Good COP, Bad COP: reflections from COP30
What were your takeaways from Good COP, Bad COP?
In a panel one Thursday lunchtime, six experts shared their first reflections on COP30 to a packed room of university students, high school students, and members of the local community. Just days after the COP failed to deliver a way out of fossil fuels or reach meaningful consensus, the tone was not overly positive - "Bad COP" seemed the clear winner.
"The biggest problem I have got is the politicisation of the climate science," said Prof Piers Forster, who presented climate science to the entire COP at the beginning of the conference. "It ought to have been very straightforward to present that, and to get it approved in the final COP document," he said, but the next few days saw much of the text removed.

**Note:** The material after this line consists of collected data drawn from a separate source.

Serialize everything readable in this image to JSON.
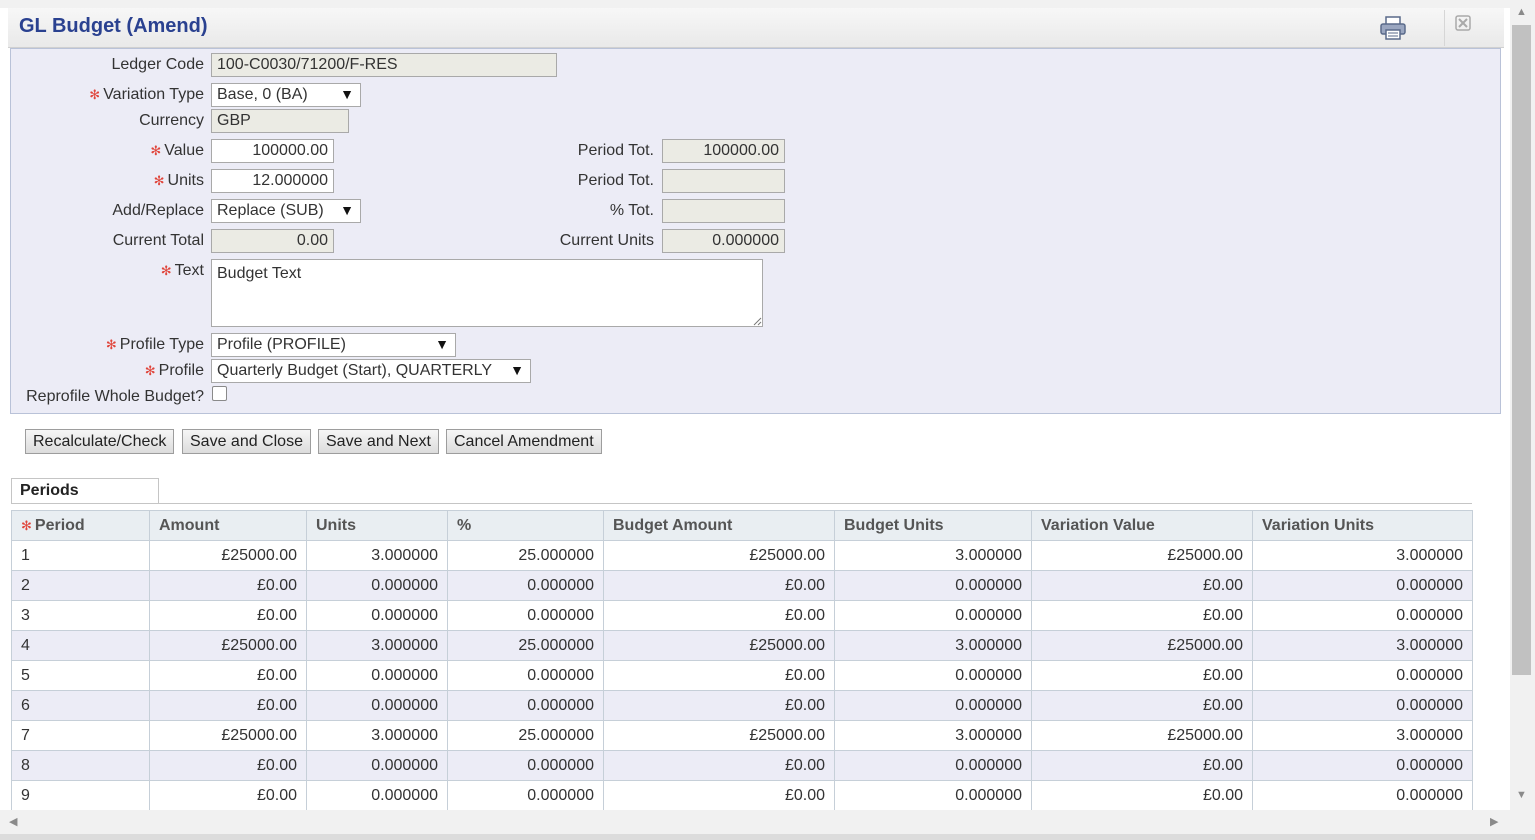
{
  "dialog": {
    "title": "GL Budget (Amend)",
    "print_icon": "printer-icon",
    "close_icon": "close-icon"
  },
  "form": {
    "ledger_code": {
      "label": "Ledger Code",
      "value": "100-C0030/71200/F-RES"
    },
    "variation_type": {
      "label": "Variation Type",
      "value": "Base, 0 (BA)",
      "required": true
    },
    "currency": {
      "label": "Currency",
      "value": "GBP"
    },
    "value": {
      "label": "Value",
      "value": "100000.00",
      "required": true
    },
    "units": {
      "label": "Units",
      "value": "12.000000",
      "required": true
    },
    "add_replace": {
      "label": "Add/Replace",
      "value": "Replace (SUB)"
    },
    "current_total": {
      "label": "Current Total",
      "value": "0.00"
    },
    "text": {
      "label": "Text",
      "value": "Budget Text",
      "required": true
    },
    "profile_type": {
      "label": "Profile Type",
      "value": "Profile (PROFILE)",
      "required": true
    },
    "profile": {
      "label": "Profile",
      "value": "Quarterly Budget (Start), QUARTERLY",
      "required": true
    },
    "reprofile": {
      "label": "Reprofile Whole Budget?",
      "checked": false
    },
    "period_tot_value": {
      "label": "Period Tot.",
      "value": "100000.00"
    },
    "period_tot_units": {
      "label": "Period Tot.",
      "value": ""
    },
    "pct_tot": {
      "label": "% Tot.",
      "value": ""
    },
    "current_units": {
      "label": "Current Units",
      "value": "0.000000"
    }
  },
  "buttons": {
    "recalculate": "Recalculate/Check",
    "save_close": "Save and Close",
    "save_next": "Save and Next",
    "cancel": "Cancel Amendment"
  },
  "tabs": {
    "periods": "Periods"
  },
  "table": {
    "columns": [
      "Period",
      "Amount",
      "Units",
      "%",
      "Budget Amount",
      "Budget Units",
      "Variation Value",
      "Variation Units"
    ],
    "rows": [
      [
        "1",
        "£25000.00",
        "3.000000",
        "25.000000",
        "£25000.00",
        "3.000000",
        "£25000.00",
        "3.000000"
      ],
      [
        "2",
        "£0.00",
        "0.000000",
        "0.000000",
        "£0.00",
        "0.000000",
        "£0.00",
        "0.000000"
      ],
      [
        "3",
        "£0.00",
        "0.000000",
        "0.000000",
        "£0.00",
        "0.000000",
        "£0.00",
        "0.000000"
      ],
      [
        "4",
        "£25000.00",
        "3.000000",
        "25.000000",
        "£25000.00",
        "3.000000",
        "£25000.00",
        "3.000000"
      ],
      [
        "5",
        "£0.00",
        "0.000000",
        "0.000000",
        "£0.00",
        "0.000000",
        "£0.00",
        "0.000000"
      ],
      [
        "6",
        "£0.00",
        "0.000000",
        "0.000000",
        "£0.00",
        "0.000000",
        "£0.00",
        "0.000000"
      ],
      [
        "7",
        "£25000.00",
        "3.000000",
        "25.000000",
        "£25000.00",
        "3.000000",
        "£25000.00",
        "3.000000"
      ],
      [
        "8",
        "£0.00",
        "0.000000",
        "0.000000",
        "£0.00",
        "0.000000",
        "£0.00",
        "0.000000"
      ],
      [
        "9",
        "£0.00",
        "0.000000",
        "0.000000",
        "£0.00",
        "0.000000",
        "£0.00",
        "0.000000"
      ]
    ]
  },
  "colors": {
    "title": "#2a4190",
    "required": "#e0453b",
    "panel_bg": "#ececf6",
    "readonly_bg": "#ebebe4"
  }
}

The pushback that caused this, he said, came from "four or five different countries."
Likewise, Zoe Quiroz Cullen shared the real-life impacts of the COPs' slow progress. "We met with delegations from places like Jamaica and the Philippines," she said, "who were reeling from the impacts of climate change on their territories in real time." She emphasised the need for urgency: "By 2030 - and this is time-sensitive - we need to protect and restore as much nature as we can, as quickly as we can."
However, there were some good news moments for the panel.
"The most powerful thing about this COP was the power of the people," said Sienna Bassi, a student at the Department of Engineering at the University of Cambridge and a representative of Cambridge Climate Society. She emphasised that although some major players did not show up, there is still momentum and the voices of indigenous people and youth had a key role to play.
Dr Joanna Depledge added that, despite the challenges facing it, "perhaps the main achievement of COP30 was to defend multilateralism and the Paris Agreement", she said, remarking that the final text held on to these points. "These may be just words, but in diplomacy, words matter, and these were agreed by consensus." (Check out her LinkedIn post for more.)
Dr Natalie Jones reminded us that COP is not the be-all and end-all. Although a satisfactory agreement wasn't reached, the fact that more than 90 countries insisted on some kind of end to fossil fuels "provides hope for the future". "It also provides," she says, "hooks of accountability. We now have a list of all the countries that have said... we need concrete roadmaps. Citizens of those countries can say, 'Hey government, this is what you were pushing for at COP. Are you walking the walk when it comes to your action on a national level?'"
Likewise, Prof David Reiner praised the togetherness of COP but reiterated that that is not what needs to change to make "greater progress... It is at the national level, we need to see legislations, we need to see regulations come into being that will actually mandate or require the progress that we need to see emissions reductions faster rather than slower."